Saturday, March 14, 2009

Thesauri for Information Retrieval Part. 1

Thesauri have been widely used in information retrieval in recent years. They are built in software to facilitate users to retrieve information on websites or content management systems. Currently, law firms and consultant companies have integrated thesauri into their websites. Thesauri could be also used to automatically index contents in databases. Most commercial databases all have thesauri to help users increase search effectiveness, such as STN, WilsonWeb. However, there are no standards for current thesauri developers to adopt or compose concepts consistently. The same concept could be displayed differently in different thesauri for different purposes. For example, "knowledge management software" could be splitted into "knowledge", "management" and "software"; it could be also broken down to "Knowledge management" and "software". The first case could happen in a general thesaurus, second one might possibly happen in a thesaurus of Information Science. People who want to integrate the above thesauri into their software will ask a question, which one is more appropriate for my system?
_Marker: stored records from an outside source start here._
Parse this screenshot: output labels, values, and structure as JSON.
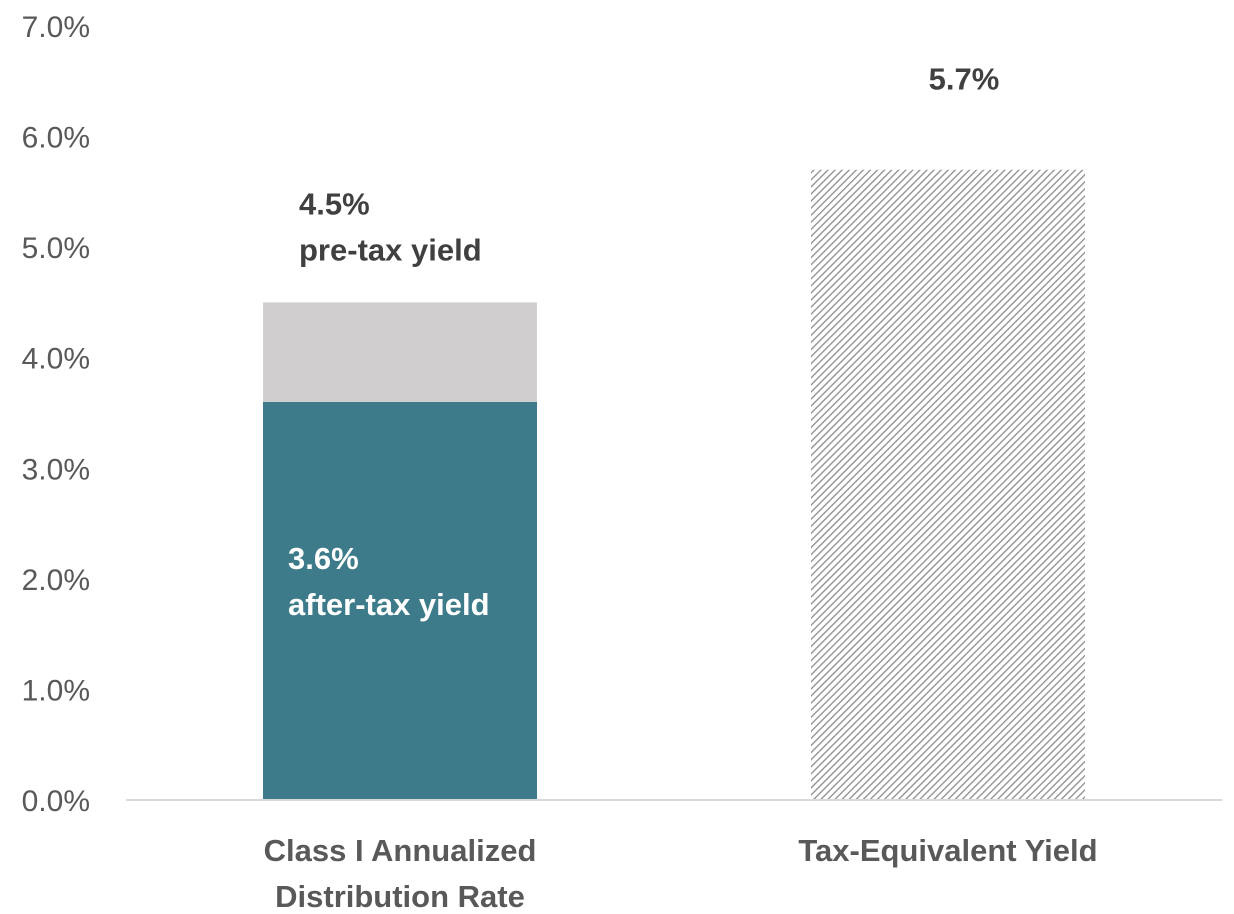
{
  "chart_data": {
    "type": "bar",
    "stacked": true,
    "categories": [
      "Class I Annualized Distribution Rate",
      "Tax-Equivalent Yield"
    ],
    "category_lines": [
      [
        "Class I Annualized",
        "Distribution Rate"
      ],
      [
        "Tax-Equivalent Yield"
      ]
    ],
    "ylim": [
      0,
      7
    ],
    "yticks": [
      "0.0%",
      "1.0%",
      "2.0%",
      "3.0%",
      "4.0%",
      "5.0%",
      "6.0%",
      "7.0%"
    ],
    "grid": false,
    "legend": "none",
    "bars": [
      {
        "category": "Class I Annualized Distribution Rate",
        "segments": [
          {
            "value": 3.6,
            "color": "#3d7b8a",
            "label_lines": [
              "3.6%",
              "after-tax yield"
            ],
            "label_position": "inside"
          },
          {
            "value": 0.9,
            "color": "#d0cece",
            "label_lines": [
              "4.5%",
              "pre-tax yield"
            ],
            "label_position": "above"
          }
        ]
      },
      {
        "category": "Tax-Equivalent Yield",
        "segments": [
          {
            "value": 5.7,
            "color": "#a6a6a6",
            "pattern": "diagonal-hatch",
            "label_lines": [
              "5.7%"
            ],
            "label_position": "above"
          }
        ]
      }
    ]
  }
}
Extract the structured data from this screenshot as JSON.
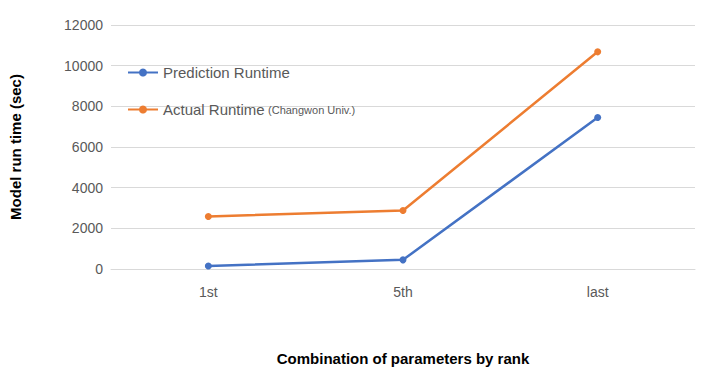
{
  "chart_data": {
    "type": "line",
    "x_label": "Combination of parameters by rank",
    "y_label": "Model run time (sec)",
    "categories": [
      "1st",
      "5th",
      "last"
    ],
    "series": [
      {
        "name": "Prediction Runtime",
        "color": "#4472c4",
        "marker": "circle",
        "values": [
          150,
          450,
          7450
        ]
      },
      {
        "name": "Actual Runtime (Changwon Univ.)",
        "color": "#ed7d31",
        "marker": "circle",
        "values": [
          2580,
          2880,
          10680
        ]
      }
    ],
    "ylim": [
      0,
      12000
    ],
    "yticks": [
      0,
      2000,
      4000,
      6000,
      8000,
      10000,
      12000
    ],
    "grid": true,
    "legend": "top-left"
  }
}
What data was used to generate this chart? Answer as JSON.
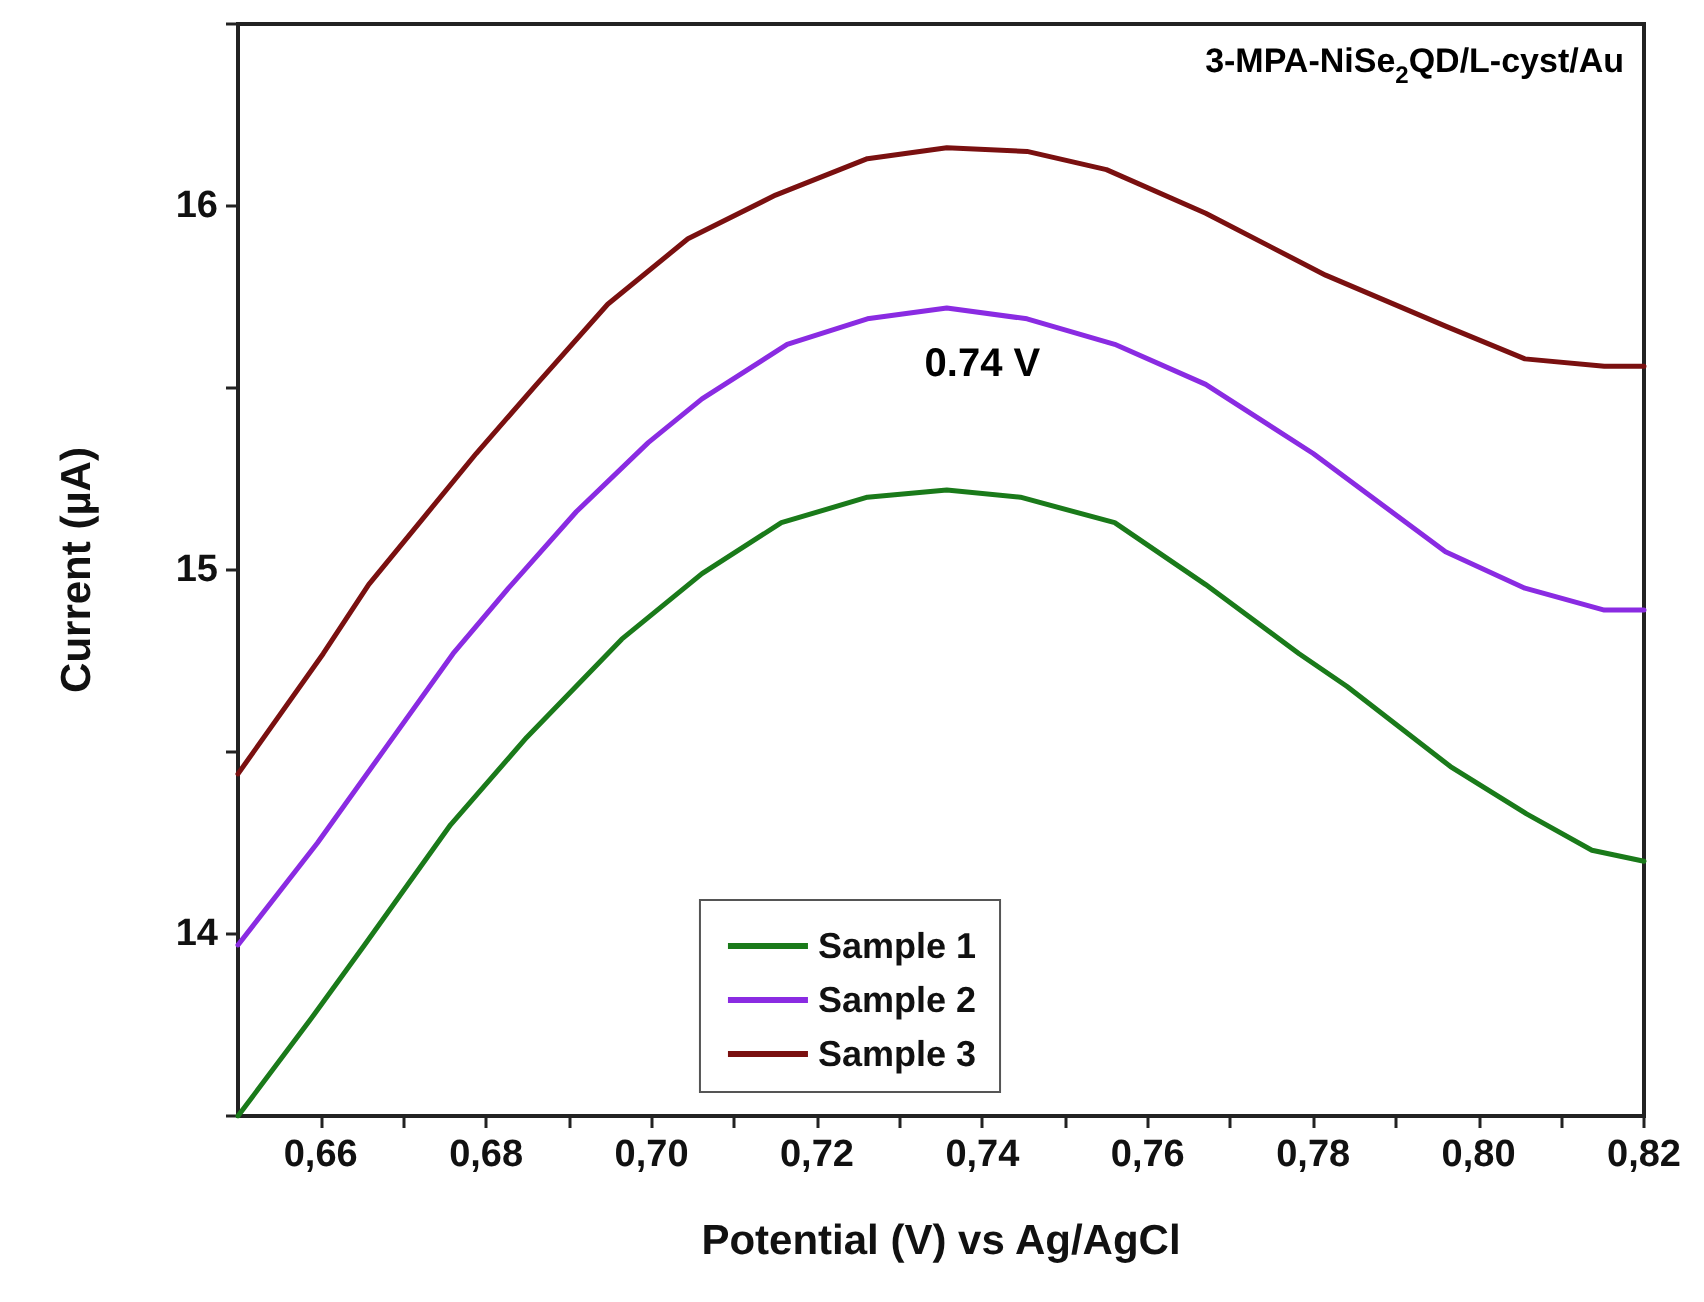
{
  "chart_data": {
    "type": "line",
    "xlabel": "Potential (V) vs Ag/AgCl",
    "ylabel": "Current (µA)",
    "annotations": [
      "3-MPA-NiSe$_{2}$QD/L-cyst/Au",
      {
        "text": "0.74 V",
        "x": 0.74,
        "y": 15.72
      }
    ],
    "xlim": [
      0.65,
      0.82
    ],
    "xticks": [
      {
        "value": 0.66,
        "label": "0,66"
      },
      {
        "value": 0.67,
        "label": null
      },
      {
        "value": 0.68,
        "label": "0,68"
      },
      {
        "value": 0.69,
        "label": null
      },
      {
        "value": 0.7,
        "label": "0,70"
      },
      {
        "value": 0.71,
        "label": null
      },
      {
        "value": 0.72,
        "label": "0,72"
      },
      {
        "value": 0.73,
        "label": null
      },
      {
        "value": 0.74,
        "label": "0,74"
      },
      {
        "value": 0.75,
        "label": null
      },
      {
        "value": 0.76,
        "label": "0,76"
      },
      {
        "value": 0.77,
        "label": null
      },
      {
        "value": 0.78,
        "label": "0,78"
      },
      {
        "value": 0.79,
        "label": null
      },
      {
        "value": 0.8,
        "label": "0,80"
      },
      {
        "value": 0.81,
        "label": null
      },
      {
        "value": 0.82,
        "label": "0,82"
      }
    ],
    "ylim": [
      13.5,
      16.5
    ],
    "yticks": [
      {
        "value": 13.5,
        "label": null
      },
      14,
      {
        "value": 14.5,
        "label": null
      },
      15,
      {
        "value": 15.5,
        "label": null
      },
      16,
      {
        "value": 16.5,
        "label": null
      }
    ],
    "grid": false,
    "legend": "bottom",
    "marker": "none",
    "line_style": "solid",
    "series": [
      {
        "name": "Sample 1",
        "color": "#1a7a1a",
        "x": [
          0.65,
          0.6586,
          0.6653,
          0.6757,
          0.6849,
          0.6964,
          0.7061,
          0.7157,
          0.7261,
          0.7357,
          0.7446,
          0.756,
          0.767,
          0.7783,
          0.7841,
          0.7966,
          0.8058,
          0.8137,
          0.82
        ],
        "values": [
          13.5,
          13.76,
          13.97,
          14.3,
          14.54,
          14.81,
          14.99,
          15.13,
          15.2,
          15.22,
          15.2,
          15.13,
          14.96,
          14.77,
          14.68,
          14.46,
          14.33,
          14.23,
          14.2
        ]
      },
      {
        "name": "Sample 2",
        "color": "#8a2be2",
        "x": [
          0.65,
          0.6596,
          0.6678,
          0.676,
          0.6827,
          0.6909,
          0.6996,
          0.7061,
          0.7164,
          0.7261,
          0.7357,
          0.7454,
          0.756,
          0.767,
          0.78,
          0.796,
          0.8056,
          0.8152,
          0.82
        ],
        "values": [
          13.97,
          14.25,
          14.51,
          14.77,
          14.95,
          15.16,
          15.35,
          15.47,
          15.62,
          15.69,
          15.72,
          15.69,
          15.62,
          15.51,
          15.32,
          15.05,
          14.95,
          14.89,
          14.89
        ]
      },
      {
        "name": "Sample 3",
        "color": "#7a1010",
        "x": [
          0.65,
          0.6603,
          0.6658,
          0.6723,
          0.6788,
          0.6861,
          0.6947,
          0.7044,
          0.715,
          0.7261,
          0.7357,
          0.7454,
          0.755,
          0.767,
          0.7815,
          0.796,
          0.8056,
          0.8152,
          0.82
        ],
        "values": [
          14.44,
          14.77,
          14.96,
          15.14,
          15.32,
          15.51,
          15.73,
          15.91,
          16.03,
          16.13,
          16.16,
          16.15,
          16.1,
          15.98,
          15.81,
          15.67,
          15.58,
          15.56,
          15.56
        ]
      }
    ]
  }
}
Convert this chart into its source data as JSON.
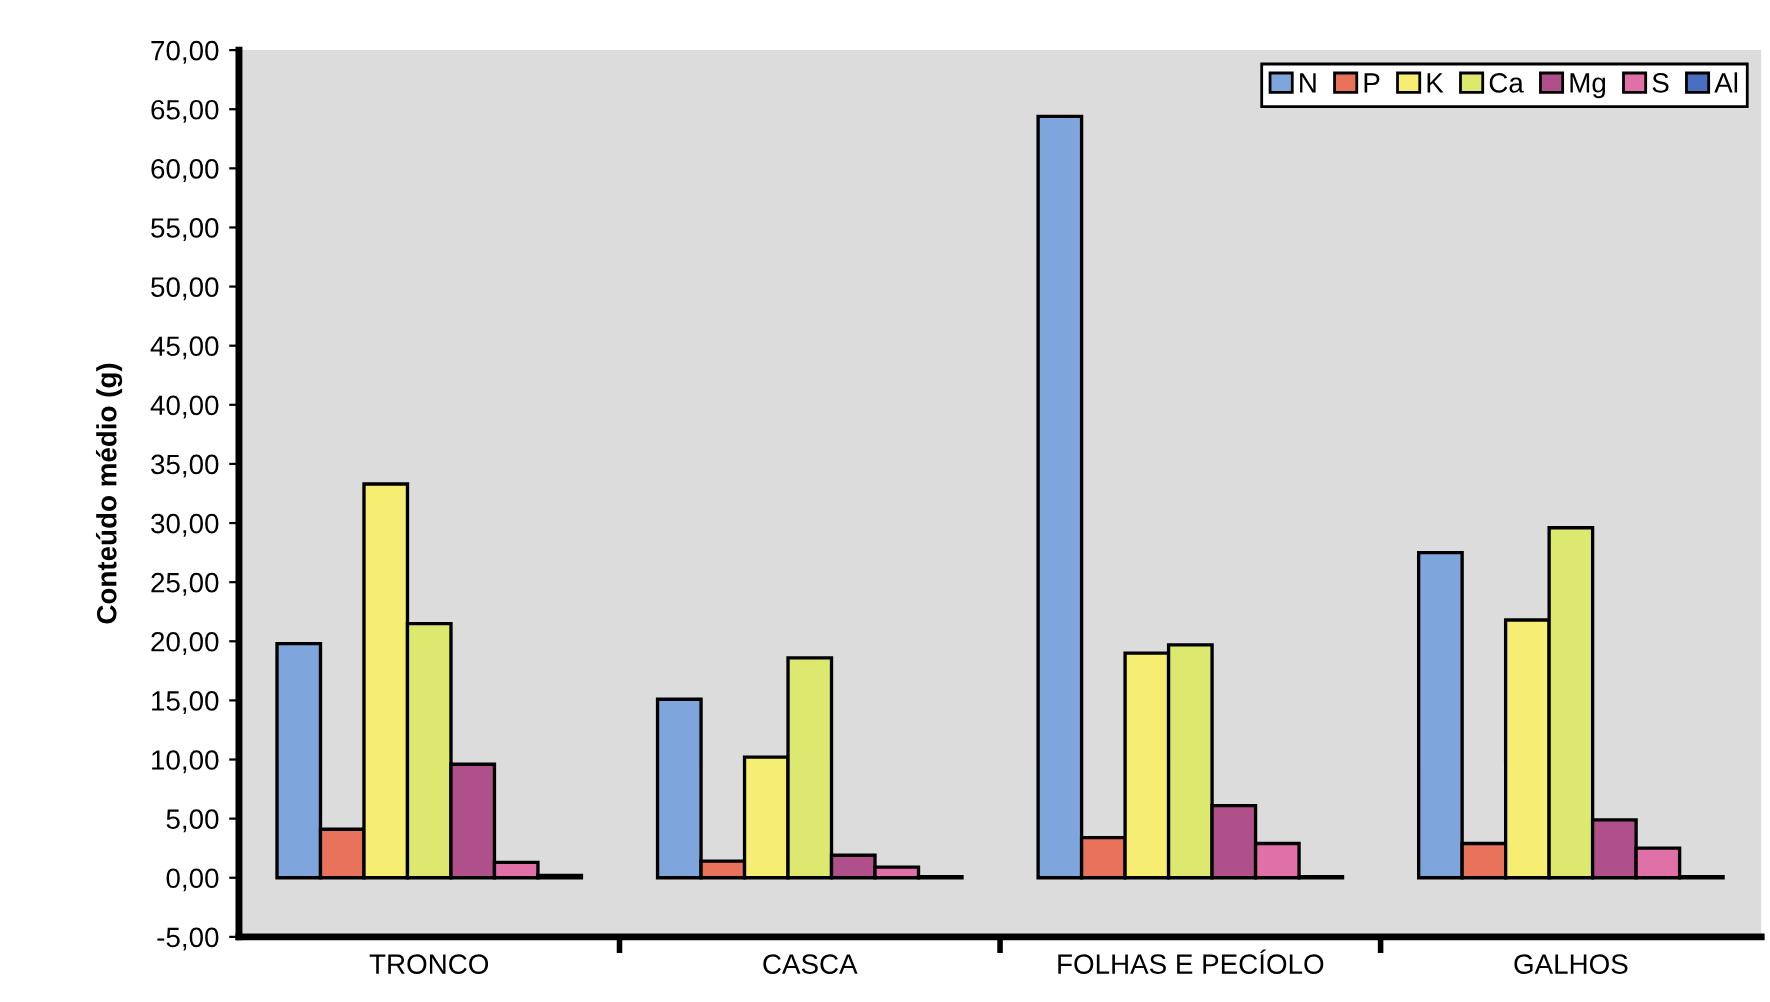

Except for specific purposes, most thesauri should be interoperable with software to maximize the benefit of thesauri to certain extent regardless of different domains. Sometimes, it even takes longer to customize a thesaurus for local systems than develop a thesaurus from scratch. In another word, how we could let current content management systems easily adopt available thesauri? We need a standard to standardize the way we create concepts in thesauri.